In 1955, Johnny Cash’s first version of “Folsom Prison Blues” was released by Sun Records. He re-recorded the song in 1968 as part of the album he made live at Folsom. It was one of Cash’s most popular LPs.

In 1991, Queen lead singer Freddie Mercury made British pop history with a chart-topping single three weeks after he died of AIDS. The band’s 1975 single “Bohemian Rhapsody” was re-released as a tribute to Mercury, and proceeds from its sale went to AIDS research. It was the first time in Britain that a re-released former No. 1 regained the top spot. In February 1992, it was featured in “Wayne’s World” and would rise to No. 2 on the American Billboard charts. The studio had originally wanted to use a Guns N’ Roses song, but star Mike Myers threatened to quit the production unless “Bohemian Rhapsody” was featured. Mercury saw a rough cut of the head-banging scene weeks prior to his death and he approved of the song’s use.

In 1993, Montreal synchroniz­ed swimmer Sylvie Frechette was finally awarded an Olympic gold medal. At the 1992 Games in Barcelona, she was the victim of a judging error when an official pressed the wrong key.
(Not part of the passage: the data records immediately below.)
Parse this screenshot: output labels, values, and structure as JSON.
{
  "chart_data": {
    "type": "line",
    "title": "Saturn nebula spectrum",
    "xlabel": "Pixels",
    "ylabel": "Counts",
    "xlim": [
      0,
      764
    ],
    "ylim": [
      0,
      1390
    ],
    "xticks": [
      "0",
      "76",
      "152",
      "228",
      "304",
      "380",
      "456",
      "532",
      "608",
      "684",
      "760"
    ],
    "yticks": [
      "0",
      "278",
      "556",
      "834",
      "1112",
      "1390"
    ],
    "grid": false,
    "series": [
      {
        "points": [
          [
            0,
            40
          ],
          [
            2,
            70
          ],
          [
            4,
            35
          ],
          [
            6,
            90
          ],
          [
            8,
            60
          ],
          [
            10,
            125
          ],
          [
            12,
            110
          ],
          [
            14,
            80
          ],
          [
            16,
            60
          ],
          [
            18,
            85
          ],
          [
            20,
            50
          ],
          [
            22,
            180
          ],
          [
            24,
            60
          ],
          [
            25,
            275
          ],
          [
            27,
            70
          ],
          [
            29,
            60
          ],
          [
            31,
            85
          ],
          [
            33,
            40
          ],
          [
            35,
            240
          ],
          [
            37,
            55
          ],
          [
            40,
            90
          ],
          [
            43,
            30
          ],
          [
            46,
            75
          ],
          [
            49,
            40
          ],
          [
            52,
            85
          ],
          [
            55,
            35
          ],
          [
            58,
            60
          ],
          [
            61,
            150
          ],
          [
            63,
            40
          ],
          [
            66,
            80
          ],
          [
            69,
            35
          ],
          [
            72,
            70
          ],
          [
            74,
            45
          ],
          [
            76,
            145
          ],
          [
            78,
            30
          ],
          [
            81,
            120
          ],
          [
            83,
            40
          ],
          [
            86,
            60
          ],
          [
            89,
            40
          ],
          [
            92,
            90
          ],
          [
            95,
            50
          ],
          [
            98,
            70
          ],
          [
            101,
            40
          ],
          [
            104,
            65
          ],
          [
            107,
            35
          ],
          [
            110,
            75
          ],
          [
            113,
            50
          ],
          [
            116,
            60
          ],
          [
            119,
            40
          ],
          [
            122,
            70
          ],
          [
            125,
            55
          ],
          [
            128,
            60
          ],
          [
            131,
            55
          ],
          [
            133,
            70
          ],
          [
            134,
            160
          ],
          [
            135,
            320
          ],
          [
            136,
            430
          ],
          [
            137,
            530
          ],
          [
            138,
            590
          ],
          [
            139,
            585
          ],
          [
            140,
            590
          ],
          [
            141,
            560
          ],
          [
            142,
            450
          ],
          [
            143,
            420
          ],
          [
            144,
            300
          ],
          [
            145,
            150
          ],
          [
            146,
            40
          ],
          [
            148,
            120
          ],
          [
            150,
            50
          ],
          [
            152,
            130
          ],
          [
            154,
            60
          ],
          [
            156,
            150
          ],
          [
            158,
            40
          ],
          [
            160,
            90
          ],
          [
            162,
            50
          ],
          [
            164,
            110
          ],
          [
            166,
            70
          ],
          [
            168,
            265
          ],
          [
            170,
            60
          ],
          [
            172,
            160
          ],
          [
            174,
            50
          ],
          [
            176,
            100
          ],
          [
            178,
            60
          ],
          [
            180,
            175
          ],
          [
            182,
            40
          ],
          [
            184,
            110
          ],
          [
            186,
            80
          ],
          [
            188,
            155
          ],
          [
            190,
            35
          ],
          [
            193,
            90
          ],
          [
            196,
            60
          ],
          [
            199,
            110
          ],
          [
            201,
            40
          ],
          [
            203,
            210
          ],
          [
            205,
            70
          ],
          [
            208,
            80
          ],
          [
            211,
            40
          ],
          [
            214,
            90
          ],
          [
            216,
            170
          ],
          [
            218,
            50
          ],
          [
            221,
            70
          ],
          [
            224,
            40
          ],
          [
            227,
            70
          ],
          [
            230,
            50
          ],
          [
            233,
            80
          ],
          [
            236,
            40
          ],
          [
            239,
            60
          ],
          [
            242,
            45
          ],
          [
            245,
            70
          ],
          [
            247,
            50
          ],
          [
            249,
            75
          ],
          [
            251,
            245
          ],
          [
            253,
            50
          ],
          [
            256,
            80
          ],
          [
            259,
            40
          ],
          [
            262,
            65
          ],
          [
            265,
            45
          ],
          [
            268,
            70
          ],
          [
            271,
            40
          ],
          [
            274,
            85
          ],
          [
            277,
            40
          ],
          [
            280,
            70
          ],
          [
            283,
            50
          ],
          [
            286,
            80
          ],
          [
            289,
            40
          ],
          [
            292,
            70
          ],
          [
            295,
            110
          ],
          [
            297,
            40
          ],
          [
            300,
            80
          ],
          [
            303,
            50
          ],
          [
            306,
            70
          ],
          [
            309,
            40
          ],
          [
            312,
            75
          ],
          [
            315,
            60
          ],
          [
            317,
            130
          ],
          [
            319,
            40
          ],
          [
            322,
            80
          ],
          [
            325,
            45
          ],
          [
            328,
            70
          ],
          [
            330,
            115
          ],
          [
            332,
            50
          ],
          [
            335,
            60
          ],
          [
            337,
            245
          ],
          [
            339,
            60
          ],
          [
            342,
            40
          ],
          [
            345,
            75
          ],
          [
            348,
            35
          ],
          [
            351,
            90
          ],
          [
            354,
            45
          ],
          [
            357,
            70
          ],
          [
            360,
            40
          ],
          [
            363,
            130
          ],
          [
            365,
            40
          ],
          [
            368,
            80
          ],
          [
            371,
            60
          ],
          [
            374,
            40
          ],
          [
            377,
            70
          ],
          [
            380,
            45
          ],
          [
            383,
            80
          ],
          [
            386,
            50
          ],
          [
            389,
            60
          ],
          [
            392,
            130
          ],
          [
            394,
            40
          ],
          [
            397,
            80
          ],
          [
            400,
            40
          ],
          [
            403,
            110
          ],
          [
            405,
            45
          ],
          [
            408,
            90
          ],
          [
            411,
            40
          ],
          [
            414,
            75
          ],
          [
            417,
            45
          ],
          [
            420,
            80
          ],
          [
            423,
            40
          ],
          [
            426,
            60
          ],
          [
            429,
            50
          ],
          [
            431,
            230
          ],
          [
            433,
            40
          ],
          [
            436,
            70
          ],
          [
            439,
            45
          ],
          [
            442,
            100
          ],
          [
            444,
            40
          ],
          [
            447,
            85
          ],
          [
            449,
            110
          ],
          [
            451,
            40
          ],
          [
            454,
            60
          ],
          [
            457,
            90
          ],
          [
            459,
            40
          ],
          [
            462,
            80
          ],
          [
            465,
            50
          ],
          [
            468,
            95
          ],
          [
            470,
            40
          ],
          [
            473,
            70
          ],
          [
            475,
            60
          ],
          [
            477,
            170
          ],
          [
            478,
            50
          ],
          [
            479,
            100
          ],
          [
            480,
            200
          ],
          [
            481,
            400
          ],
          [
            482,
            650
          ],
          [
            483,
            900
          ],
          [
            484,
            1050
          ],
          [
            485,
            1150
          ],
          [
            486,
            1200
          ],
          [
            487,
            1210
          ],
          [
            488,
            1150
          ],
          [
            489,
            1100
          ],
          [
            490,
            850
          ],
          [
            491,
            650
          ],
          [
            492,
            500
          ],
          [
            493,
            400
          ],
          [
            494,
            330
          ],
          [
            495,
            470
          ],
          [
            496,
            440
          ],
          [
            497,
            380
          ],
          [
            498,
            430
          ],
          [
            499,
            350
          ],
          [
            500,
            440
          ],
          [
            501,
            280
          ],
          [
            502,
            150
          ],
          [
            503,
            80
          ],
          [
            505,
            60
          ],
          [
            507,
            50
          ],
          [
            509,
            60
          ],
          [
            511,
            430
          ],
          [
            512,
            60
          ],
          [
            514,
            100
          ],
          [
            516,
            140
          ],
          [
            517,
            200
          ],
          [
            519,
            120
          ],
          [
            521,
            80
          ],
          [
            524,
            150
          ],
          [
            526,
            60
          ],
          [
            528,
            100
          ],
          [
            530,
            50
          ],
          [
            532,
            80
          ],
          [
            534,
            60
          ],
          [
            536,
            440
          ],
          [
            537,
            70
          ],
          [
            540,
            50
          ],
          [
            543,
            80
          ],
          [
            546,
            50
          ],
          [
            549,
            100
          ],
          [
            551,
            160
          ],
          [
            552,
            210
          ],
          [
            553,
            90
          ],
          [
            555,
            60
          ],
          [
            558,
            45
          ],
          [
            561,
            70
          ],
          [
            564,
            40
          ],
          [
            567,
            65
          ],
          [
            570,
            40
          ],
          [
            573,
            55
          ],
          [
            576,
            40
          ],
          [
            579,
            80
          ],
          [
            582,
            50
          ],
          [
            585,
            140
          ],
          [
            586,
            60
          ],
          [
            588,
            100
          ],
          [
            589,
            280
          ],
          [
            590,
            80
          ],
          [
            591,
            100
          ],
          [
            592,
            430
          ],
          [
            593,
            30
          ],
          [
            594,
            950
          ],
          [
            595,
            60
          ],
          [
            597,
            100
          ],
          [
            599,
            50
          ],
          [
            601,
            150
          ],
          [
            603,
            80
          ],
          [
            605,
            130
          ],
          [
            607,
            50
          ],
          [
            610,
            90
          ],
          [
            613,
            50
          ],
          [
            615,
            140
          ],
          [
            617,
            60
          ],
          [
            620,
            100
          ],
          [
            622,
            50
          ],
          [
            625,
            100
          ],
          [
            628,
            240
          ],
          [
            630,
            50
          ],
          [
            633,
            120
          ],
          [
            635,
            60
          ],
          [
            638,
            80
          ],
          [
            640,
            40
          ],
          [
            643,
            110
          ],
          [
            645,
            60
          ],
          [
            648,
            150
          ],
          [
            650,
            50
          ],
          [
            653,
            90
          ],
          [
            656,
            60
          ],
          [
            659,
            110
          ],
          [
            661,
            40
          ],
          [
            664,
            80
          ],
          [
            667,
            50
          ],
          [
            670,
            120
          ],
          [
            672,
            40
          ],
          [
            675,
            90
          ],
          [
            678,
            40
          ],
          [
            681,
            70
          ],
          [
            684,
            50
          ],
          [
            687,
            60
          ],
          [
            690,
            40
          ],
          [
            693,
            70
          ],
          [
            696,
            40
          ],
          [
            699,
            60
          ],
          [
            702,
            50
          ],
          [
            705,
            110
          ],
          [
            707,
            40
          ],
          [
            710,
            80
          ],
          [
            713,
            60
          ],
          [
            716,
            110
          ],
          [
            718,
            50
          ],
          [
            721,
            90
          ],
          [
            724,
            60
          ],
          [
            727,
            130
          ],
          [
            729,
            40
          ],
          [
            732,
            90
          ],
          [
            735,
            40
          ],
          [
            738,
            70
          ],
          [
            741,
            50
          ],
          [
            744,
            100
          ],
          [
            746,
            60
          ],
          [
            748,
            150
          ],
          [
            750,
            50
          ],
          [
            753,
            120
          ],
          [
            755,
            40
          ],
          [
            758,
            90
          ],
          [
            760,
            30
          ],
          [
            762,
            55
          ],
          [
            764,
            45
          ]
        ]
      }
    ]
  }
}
Canada appealed the mark after Frechette was awarded silver. The original gold-medal winner, American Kristen Babb-Sprague (with of Toronto Blue Jays third baseman Ed Sprague), got to keep her gold medal.

In 1994, the million-hectare Tarshenshi­ni-Alsek wilderness in the northweste­rn corner of British Columbia was declared a world heritage site by UNESCO. Together with adjacent wilderness preserves in Alaska and the Yukon, the remote corner is now the largest internatio­nal world heritage site in the world at 8.5 million hectares.

In 2006, hurricane-force winds knocked out power in southern British Columbia, leaving about a quarter-million people in the dark. An estimated 3,000 trees fell in Vancouver’s Stanley Park.